By Candace Kelley
For Cherry Hill, when it comes to recycling, every day is a recycling day — especially for those old electronics. And the town’s efforts haven’t gone to waste. The Department of Environmental Protection recently awarded the township a recycling grant for almost $165,000 — thanks, in part, to the “Single Stream” program. A laundry list of recyclables goes into a single big blue bin supplied by the township.
“Televisons, computer monitors, computers, tires off the rim, used motor oil, old car batteries, even excess cardboard that you might have,” said Cherry Hill Recycling and Solid Waste Coordinator Dominick Itzi.

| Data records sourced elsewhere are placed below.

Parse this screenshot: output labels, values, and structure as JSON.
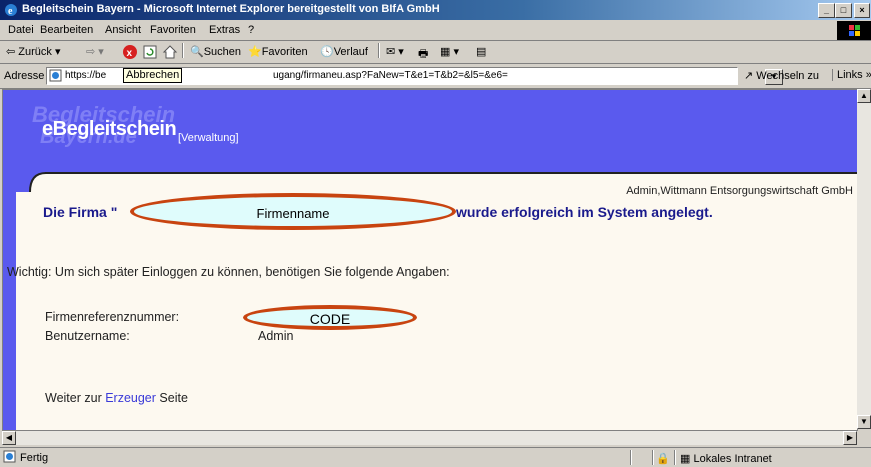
{
  "window": {
    "title": "Begleitschein Bayern - Microsoft Internet Explorer bereitgestellt von BIfA GmbH"
  },
  "menu": [
    "Datei",
    "Bearbeiten",
    "Ansicht",
    "Favoriten",
    "Extras",
    "?"
  ],
  "toolbar": {
    "back_label": "Zurück",
    "search_label": "Suchen",
    "favorites_label": "Favoriten",
    "history_label": "Verlauf"
  },
  "address": {
    "label": "Adresse",
    "url_prefix": "https://be",
    "url_suffix": "ugang/firmaneu.asp?FaNew=T&e1=T&b2=&l5=&e6=",
    "tooltip": "Abbrechen",
    "go_label": "Wechseln zu",
    "links_label": "Links"
  },
  "banner": {
    "watermark_line1": "Begleitschein",
    "watermark_line2": "Bayern.de",
    "logo": "eBegleitschein",
    "section": "[Verwaltung]"
  },
  "page": {
    "admin_user": "Admin,Wittmann Entsorgungswirtschaft GmbH",
    "success_prefix": "Die Firma \"",
    "company_placeholder": "Firmenname",
    "success_suffix": "wurde erfolgreich im System angelegt.",
    "important_note": "Wichtig: Um sich später Einloggen zu können, benötigen Sie folgende Angaben:",
    "ref_label": "Firmenreferenznummer:",
    "ref_value": "CODE",
    "username_label": "Benutzername:",
    "username_value": "Admin",
    "continue_prefix": "Weiter zur ",
    "continue_link": "Erzeuger",
    "continue_suffix": " Seite"
  },
  "status": {
    "text": "Fertig",
    "zone": "Lokales Intranet"
  },
  "colors": {
    "banner": "#5a5aee",
    "heading_text": "#1a1a8c",
    "highlight_oval_border": "#c84410",
    "highlight_oval_fill": "#dffcfc",
    "link": "#3a3ad8"
  }
}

“If it’s recyclable, you can throw it in one container, put it at the curb every week and we pick it up,” said Cherry Hill Director of Communications Bridget Palmer.

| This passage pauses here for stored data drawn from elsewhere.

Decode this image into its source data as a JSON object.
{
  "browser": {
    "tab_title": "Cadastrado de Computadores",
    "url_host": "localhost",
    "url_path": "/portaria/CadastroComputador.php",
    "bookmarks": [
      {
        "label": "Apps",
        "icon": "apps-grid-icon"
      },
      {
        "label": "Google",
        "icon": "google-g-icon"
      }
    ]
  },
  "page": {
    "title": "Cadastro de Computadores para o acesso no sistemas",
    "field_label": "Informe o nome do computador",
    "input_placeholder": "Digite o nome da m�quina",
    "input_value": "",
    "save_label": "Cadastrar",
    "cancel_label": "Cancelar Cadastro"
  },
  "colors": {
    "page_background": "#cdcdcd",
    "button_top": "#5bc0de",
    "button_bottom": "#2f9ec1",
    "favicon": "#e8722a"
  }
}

So no extra sorting, a relief for many residents. And the township has gone further to entice people to dispose of items the right way. Residents who recycle in what they affectionately call “Big Blues” have a chance to turn their efforts into gifts.
“It goes by weight. You accumulate points and you can redeem these points for some great things like gifts cards, or you can even donate them to a school and they can use them,” Cherry Hill resident Jennifer Richman said.

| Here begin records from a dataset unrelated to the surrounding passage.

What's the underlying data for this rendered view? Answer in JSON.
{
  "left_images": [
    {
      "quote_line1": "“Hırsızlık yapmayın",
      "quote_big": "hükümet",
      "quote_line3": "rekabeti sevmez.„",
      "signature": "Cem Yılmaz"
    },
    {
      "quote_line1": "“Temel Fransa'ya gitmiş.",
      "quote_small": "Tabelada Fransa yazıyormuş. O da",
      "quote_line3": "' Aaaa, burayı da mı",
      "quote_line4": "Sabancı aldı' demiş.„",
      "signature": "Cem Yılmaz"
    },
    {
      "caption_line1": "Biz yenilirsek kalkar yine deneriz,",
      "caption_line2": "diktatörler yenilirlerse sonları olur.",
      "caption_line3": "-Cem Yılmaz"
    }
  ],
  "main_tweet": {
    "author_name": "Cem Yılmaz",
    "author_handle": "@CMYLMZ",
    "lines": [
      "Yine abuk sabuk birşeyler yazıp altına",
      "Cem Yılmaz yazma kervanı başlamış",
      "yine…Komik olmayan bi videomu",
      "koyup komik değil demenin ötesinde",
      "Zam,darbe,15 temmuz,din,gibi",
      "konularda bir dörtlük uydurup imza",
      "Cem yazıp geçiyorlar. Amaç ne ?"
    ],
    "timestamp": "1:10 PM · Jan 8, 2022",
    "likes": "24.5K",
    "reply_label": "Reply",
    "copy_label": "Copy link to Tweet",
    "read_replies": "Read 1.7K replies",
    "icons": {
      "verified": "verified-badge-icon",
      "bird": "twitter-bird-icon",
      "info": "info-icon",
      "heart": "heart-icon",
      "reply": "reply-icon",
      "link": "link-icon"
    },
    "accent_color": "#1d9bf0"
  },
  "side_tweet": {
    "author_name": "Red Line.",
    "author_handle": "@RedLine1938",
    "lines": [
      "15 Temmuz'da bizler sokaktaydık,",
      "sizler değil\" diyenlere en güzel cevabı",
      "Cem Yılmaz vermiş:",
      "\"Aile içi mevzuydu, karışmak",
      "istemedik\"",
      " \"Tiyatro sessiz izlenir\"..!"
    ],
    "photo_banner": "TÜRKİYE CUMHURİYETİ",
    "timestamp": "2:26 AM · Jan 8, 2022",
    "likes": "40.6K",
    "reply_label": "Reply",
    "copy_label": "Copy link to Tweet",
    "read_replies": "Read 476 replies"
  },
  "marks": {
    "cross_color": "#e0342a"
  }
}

The $165,000 grant was awarded based upon the township’s 2012 efforts. Their recycling rate was a whopping average of 65 percent — beating out the state’s average of 44 percent.
Officials say that a good recycling program isn’t only good for the environment, but it also helps towns and cities save money.
“On our end, we don’t have to worry about separate trucks coming out to get paper and cardboard and then another truck coming out to get your co-mingled items, your cans, bottles,” Itzi said.
A number of municipalities will receive more than $15 million in state recycling grants to assist with local recycling efforts. Other communities that took top grant awards include Newark, Vineland, Toms River, Jersey City and Clifton.
“Why throw something out when you can recycle and feel good about not creating too much waste?” asked Richman.
“It’s been such a great tool for outreach in the community and making them more aware of our efforts,” Itzi said.
The recycling grant program is funded by a $3 a ton surcharge on trash disposed of at solid waste facilities across the state. Part of the grant money awarded to Cherry Hill will be used to help implement and enhance even more recycling efforts that will help save the environment — and money.